I thought I felt strongly about the value of time and then I became a father. By definition, I’ll only ever get to experience each phase of my son growing up once. He changes so quickly that I have to savor every moment — every smile, crawl, word. If I don’t, I’ll never get to again. Subjectively, it feels like no time is more rare.
And so fatherhood introduces another extremely valuable and enjoyable way for me to spend my time. Time that, like all of us, I have only in finite supply. What to do?

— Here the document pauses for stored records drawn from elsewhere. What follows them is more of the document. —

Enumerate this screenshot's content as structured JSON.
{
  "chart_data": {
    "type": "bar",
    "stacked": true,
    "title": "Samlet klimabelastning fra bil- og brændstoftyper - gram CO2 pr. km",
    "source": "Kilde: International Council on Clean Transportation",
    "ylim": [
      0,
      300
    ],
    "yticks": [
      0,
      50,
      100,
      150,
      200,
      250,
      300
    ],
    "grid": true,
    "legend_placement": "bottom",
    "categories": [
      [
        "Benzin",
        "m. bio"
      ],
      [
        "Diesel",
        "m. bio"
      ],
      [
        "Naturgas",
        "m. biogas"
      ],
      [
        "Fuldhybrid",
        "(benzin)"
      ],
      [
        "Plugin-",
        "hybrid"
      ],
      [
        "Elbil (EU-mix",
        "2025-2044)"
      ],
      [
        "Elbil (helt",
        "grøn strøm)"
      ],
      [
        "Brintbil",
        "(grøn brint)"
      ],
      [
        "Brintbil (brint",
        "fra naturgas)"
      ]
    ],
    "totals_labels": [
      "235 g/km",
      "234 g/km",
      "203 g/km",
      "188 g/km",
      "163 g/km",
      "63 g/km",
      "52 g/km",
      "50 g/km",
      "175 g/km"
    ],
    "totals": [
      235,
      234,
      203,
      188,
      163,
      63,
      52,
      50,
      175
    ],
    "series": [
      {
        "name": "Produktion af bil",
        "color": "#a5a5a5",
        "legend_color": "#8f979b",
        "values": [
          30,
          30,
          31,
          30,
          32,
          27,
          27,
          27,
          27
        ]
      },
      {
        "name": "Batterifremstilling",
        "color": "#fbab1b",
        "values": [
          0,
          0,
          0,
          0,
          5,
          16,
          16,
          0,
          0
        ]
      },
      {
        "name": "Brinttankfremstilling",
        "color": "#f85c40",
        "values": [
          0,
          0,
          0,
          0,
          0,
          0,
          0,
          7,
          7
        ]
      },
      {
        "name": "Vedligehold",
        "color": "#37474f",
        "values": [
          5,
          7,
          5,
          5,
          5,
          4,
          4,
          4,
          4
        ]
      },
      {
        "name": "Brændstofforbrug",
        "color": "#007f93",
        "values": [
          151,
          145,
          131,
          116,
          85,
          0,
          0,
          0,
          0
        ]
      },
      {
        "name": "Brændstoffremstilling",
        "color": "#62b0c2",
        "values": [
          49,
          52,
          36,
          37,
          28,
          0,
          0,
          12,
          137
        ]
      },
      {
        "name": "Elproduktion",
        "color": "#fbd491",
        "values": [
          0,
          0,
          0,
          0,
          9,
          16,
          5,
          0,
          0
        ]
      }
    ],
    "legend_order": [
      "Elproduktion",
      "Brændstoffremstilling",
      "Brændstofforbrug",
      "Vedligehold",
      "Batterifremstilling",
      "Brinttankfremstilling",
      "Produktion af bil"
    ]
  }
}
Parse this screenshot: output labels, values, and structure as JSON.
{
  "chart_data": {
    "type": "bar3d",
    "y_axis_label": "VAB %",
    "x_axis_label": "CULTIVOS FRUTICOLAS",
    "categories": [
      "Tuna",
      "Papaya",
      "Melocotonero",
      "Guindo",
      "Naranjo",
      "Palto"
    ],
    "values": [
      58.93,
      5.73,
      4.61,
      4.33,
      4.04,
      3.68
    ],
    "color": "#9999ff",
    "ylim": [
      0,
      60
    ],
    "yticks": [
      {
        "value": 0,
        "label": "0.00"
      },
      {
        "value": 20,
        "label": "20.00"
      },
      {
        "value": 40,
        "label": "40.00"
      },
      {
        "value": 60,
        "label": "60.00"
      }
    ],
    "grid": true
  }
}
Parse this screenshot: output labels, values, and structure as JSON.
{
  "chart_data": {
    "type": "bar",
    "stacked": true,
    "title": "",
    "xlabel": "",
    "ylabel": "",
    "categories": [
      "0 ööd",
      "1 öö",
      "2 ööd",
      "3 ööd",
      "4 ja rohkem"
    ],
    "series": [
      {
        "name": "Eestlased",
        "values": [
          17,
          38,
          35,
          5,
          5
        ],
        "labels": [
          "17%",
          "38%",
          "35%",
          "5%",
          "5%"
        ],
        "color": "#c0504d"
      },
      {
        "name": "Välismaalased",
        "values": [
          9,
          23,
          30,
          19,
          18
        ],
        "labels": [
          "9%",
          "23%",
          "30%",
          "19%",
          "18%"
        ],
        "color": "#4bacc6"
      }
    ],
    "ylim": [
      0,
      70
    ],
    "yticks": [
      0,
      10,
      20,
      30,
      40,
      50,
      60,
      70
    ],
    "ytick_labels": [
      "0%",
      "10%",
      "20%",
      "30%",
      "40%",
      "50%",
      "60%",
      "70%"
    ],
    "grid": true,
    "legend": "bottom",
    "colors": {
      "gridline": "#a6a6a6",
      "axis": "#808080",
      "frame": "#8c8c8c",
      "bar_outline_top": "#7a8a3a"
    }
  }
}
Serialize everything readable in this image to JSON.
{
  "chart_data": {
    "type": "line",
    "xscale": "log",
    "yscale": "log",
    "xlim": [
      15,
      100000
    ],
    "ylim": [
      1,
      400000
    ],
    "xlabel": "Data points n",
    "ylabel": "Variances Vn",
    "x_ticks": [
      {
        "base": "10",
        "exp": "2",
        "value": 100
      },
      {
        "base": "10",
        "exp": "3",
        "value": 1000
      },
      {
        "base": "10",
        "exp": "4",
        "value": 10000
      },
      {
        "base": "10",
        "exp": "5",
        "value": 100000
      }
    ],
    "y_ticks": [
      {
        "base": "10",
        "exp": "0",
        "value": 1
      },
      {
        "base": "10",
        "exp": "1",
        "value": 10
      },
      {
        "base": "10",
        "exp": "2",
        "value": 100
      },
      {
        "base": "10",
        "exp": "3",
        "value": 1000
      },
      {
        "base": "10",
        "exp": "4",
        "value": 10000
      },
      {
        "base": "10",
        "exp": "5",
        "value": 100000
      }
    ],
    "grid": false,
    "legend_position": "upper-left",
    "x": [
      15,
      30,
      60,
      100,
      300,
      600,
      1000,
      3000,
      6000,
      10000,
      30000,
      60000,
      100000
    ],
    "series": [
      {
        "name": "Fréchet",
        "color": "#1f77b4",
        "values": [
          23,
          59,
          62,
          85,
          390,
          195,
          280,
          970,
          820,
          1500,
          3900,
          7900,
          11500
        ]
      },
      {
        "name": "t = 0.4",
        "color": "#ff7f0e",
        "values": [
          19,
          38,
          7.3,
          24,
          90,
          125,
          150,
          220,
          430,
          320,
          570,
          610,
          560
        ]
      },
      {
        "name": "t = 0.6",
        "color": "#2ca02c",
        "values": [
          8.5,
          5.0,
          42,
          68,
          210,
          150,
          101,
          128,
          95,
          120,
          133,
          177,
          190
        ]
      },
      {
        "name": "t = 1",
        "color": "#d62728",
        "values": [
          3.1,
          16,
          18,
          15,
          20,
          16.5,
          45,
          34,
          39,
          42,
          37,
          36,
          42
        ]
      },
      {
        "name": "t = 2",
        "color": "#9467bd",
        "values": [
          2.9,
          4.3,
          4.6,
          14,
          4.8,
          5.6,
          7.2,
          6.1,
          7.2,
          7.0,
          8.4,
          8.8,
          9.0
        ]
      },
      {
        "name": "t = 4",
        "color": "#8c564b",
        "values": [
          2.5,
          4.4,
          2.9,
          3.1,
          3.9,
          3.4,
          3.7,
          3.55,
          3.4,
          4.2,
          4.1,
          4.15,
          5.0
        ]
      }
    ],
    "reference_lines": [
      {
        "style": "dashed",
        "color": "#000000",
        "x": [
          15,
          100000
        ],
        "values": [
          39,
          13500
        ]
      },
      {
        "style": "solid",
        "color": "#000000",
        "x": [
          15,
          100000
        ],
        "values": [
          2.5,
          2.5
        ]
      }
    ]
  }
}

I address this by living based on two principles: balance and focus. I am happiest when I get to experience different aspects life every week: balance. I grow the most when I come back to the same areas over and over again: focus. Balance in the short-term, focus over the long-term.
Balance in the short-term
Every week, I try to do partake in activities that fall under each of the following categories:
- Partner (e.g., date night with my wife)
- Family (e.g., playtime with my son, teaching him French)
- Relationships (e.g., connecting with a friend, organizing a LAN party)
- Health (e.g., running, meditating)
- Grow (e.g., reading, attending a lecture, community involvement)
- Create (e.g., working on a side project, writing)
- Produce (e.g., Plaid, investing, mentoring)
The lynchpins of this approach are relax and review.
Relax is a reminder to be whimsical and spontaneous. Not everything needs to be tracked and scientific. It’s ok to spend time on things that don’t grow me, that don’t result in meaningful interactions, that don’t impact the world. It’s ok to throw the plan away and to just live. Relaxing is time well spent.
Review means spending a few minutes every week thinking about how I spent my time last week and asking whether I am happy and fulfilled. Did I entirely miss a category? Is that ok? If so should it even be a category? Do I want to spend more time in a certain way? If so why am I not and what’s getting in the way? Am I doing too many things or too few? Etc. This lightweight retrospective sets the stage for organizing how I’d like to spend the coming week — and maybe even making a plan. (And yes I do review how I relax.)
Review is how I am purposeful about balancing my time.
Focus over the long-term
Achieving balance makes me happy, but I am a pretty excitable person and the downside of giving myself room to go wide is that I’ll often go way too wide: reading too many different things, having too many side projects, and so on. That’s where focus comes in. Focus is what pushes me to grow as a human being.
Focus is coming back to the same very few things week after week. For Grow, it might result in narrowing my reading to one subject for a couple of months before tackling something new. For Create working on just one side project or set of posts over a few weeks. For Relationships, spending more 1:1 time but with fewer friends in order to build closer bonds.
For each focus, I set goals. And then as part of each review, I make sure that every week I have taken a few tangible steps towards these goals.
Focus is how I grow over time.
In the end, balance and focus do not create time, nor do they drive me to be more efficient and ruthless with how I live life. They’re simply reminders that help me be deliberate about how I use the most finite resource in my life — time — with the people and on the activities that I find most meaningful.